Screening your windows with chicken wire will reduce the risk of someone burning your house down with a Molotov, but it’s pretty obvious. If you want to keep things discreet you’re going to have to accept a higher risk of fires, and that means being ready to put them out before they get established. Keep fire blankets in every room. Buckets of sand are also good – but never use water to put out a Molotov. It’ll just help the burning gasoline spread.
Outlasting A Siege
Something else that was mentioned in the comments on the last article was what tends to happen in a siege. Historically, most sieges did end with the fortress surrendering or being successfully stormed – but that doesn’t really apply here. Anyone attacking you after the SHTF is after your supplies, and maybe your home itself. It’s not like your house is a strategic location that has to be captured to win a war; if you make it a tough enough target, looters will eventually move on and look for easier pickings.
There are two keys to lasting out a siege. One is to be well enough defended that the price of an assault is too high for the potential reward. If a gang of thieves can see that an attack will leave a significant number of them dead and wounded, waiting you out becomes their only viable option. How long will they wait for? Probably not long. If you don’t come out with your hands up in a couple of days they’re most likely going to go looking for a softer target.

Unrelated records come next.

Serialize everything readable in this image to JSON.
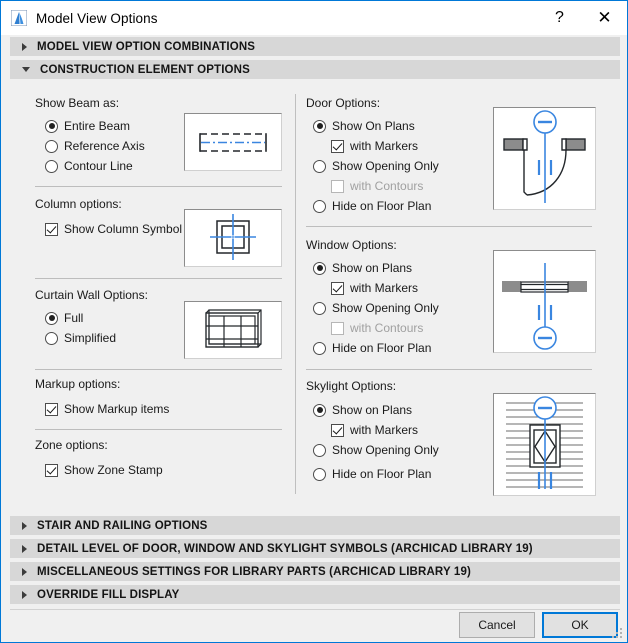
{
  "window": {
    "title": "Model View Options",
    "app_icon": "archicad-icon",
    "help_label": "?",
    "close_label": "✕"
  },
  "sections": [
    {
      "label": "MODEL VIEW OPTION COMBINATIONS",
      "expanded": false
    },
    {
      "label": "CONSTRUCTION ELEMENT OPTIONS",
      "expanded": true
    },
    {
      "label": "STAIR AND RAILING OPTIONS",
      "expanded": false
    },
    {
      "label": "DETAIL LEVEL OF DOOR, WINDOW AND SKYLIGHT SYMBOLS (ARCHICAD LIBRARY 19)",
      "expanded": false
    },
    {
      "label": "MISCELLANEOUS SETTINGS FOR LIBRARY PARTS (ARCHICAD LIBRARY 19)",
      "expanded": false
    },
    {
      "label": "OVERRIDE FILL DISPLAY",
      "expanded": false
    }
  ],
  "left_column": {
    "beam": {
      "title": "Show Beam as:",
      "options": [
        {
          "label": "Entire Beam",
          "selected": true
        },
        {
          "label": "Reference Axis",
          "selected": false
        },
        {
          "label": "Contour Line",
          "selected": false
        }
      ],
      "preview": "beam-entire-preview"
    },
    "column": {
      "title": "Column options:",
      "checkbox": {
        "label": "Show Column Symbol",
        "checked": true
      },
      "preview": "column-symbol-preview"
    },
    "curtain_wall": {
      "title": "Curtain Wall Options:",
      "options": [
        {
          "label": "Full",
          "selected": true
        },
        {
          "label": "Simplified",
          "selected": false
        }
      ],
      "preview": "curtain-wall-preview"
    },
    "markup": {
      "title": "Markup options:",
      "checkbox": {
        "label": "Show Markup items",
        "checked": true
      }
    },
    "zone": {
      "title": "Zone options:",
      "checkbox": {
        "label": "Show Zone Stamp",
        "checked": true
      }
    }
  },
  "right_column": {
    "door": {
      "title": "Door Options:",
      "options": [
        {
          "label": "Show On Plans",
          "selected": true
        },
        {
          "label": "Show Opening Only",
          "selected": false
        },
        {
          "label": "Hide on Floor Plan",
          "selected": false
        }
      ],
      "sub_with_markers": {
        "label": "with Markers",
        "checked": true,
        "disabled": false
      },
      "sub_with_contours": {
        "label": "with Contours",
        "checked": false,
        "disabled": true
      },
      "preview": "door-plan-preview"
    },
    "window": {
      "title": "Window Options:",
      "options": [
        {
          "label": "Show on Plans",
          "selected": true
        },
        {
          "label": "Show Opening Only",
          "selected": false
        },
        {
          "label": "Hide on Floor Plan",
          "selected": false
        }
      ],
      "sub_with_markers": {
        "label": "with Markers",
        "checked": true,
        "disabled": false
      },
      "sub_with_contours": {
        "label": "with Contours",
        "checked": false,
        "disabled": true
      },
      "preview": "window-plan-preview"
    },
    "skylight": {
      "title": "Skylight Options:",
      "options": [
        {
          "label": "Show on Plans",
          "selected": true
        },
        {
          "label": "Show Opening Only",
          "selected": false
        },
        {
          "label": "Hide on Floor Plan",
          "selected": false
        }
      ],
      "sub_with_markers": {
        "label": "with Markers",
        "checked": true,
        "disabled": false
      },
      "preview": "skylight-plan-preview"
    }
  },
  "footer": {
    "cancel_label": "Cancel",
    "ok_label": "OK"
  },
  "colors": {
    "accent": "#0078d7",
    "section_bar": "#d7d7d7",
    "dialog_bg": "#f0f0f0",
    "preview_blue": "#3a86e0"
  }
}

So the second key is being able to hold out for that vital couple of days. When you add up your supplies, what counts here is what you have inside your inner defense perimeter – which, most likely, is the walls of your house. That’s the reserve you’ll rely on to wait out besieging raiders. It doesn’t matter if you have a well in the yard that can provide unlimited clean water; if you can’t reach that well without getting shot at, you’re stuck with whatever water you have stored inside the house. Even if you have a safe water supply close to home you should keep enough for at least a week in the house; that should be more than enough to last through any likely siege.
Water is the main priority; it’s unlikely any attackers will stay around long enough for you to actually starve. However they’re likely to steal any supplies they can get their hands on, so as much as possible of your other resources – especially food and medicines – should be inside that inner perimeter too.
Home Sweet Home
Finally, don’t forget one of the most important things about using your home as a bug-in location; you have to live in it. How comfortable will it be without electricity, running water and all the other luxuries that will vanish when the SHTF? Can you light and heat it without electricity? Will you be able to have a bath or shower? If you believe in self-sufficiency the answer to these questions should be yes, but does that still apply if you’re confined to the house itself for days or weeks? To successfully bug in, it needs to.
Preparing your home for a bug-in doesn’t have to be obvious, and apart from a few things like building reinforced firing points it doesn’t have to get in the way of everyday life either. Just a few simple steps will help keep bugging in open as an option, by making it a lot less likely you’ll be forced to leave. And, if you have to, you can get it pretty well prepared without your neighbors noticing.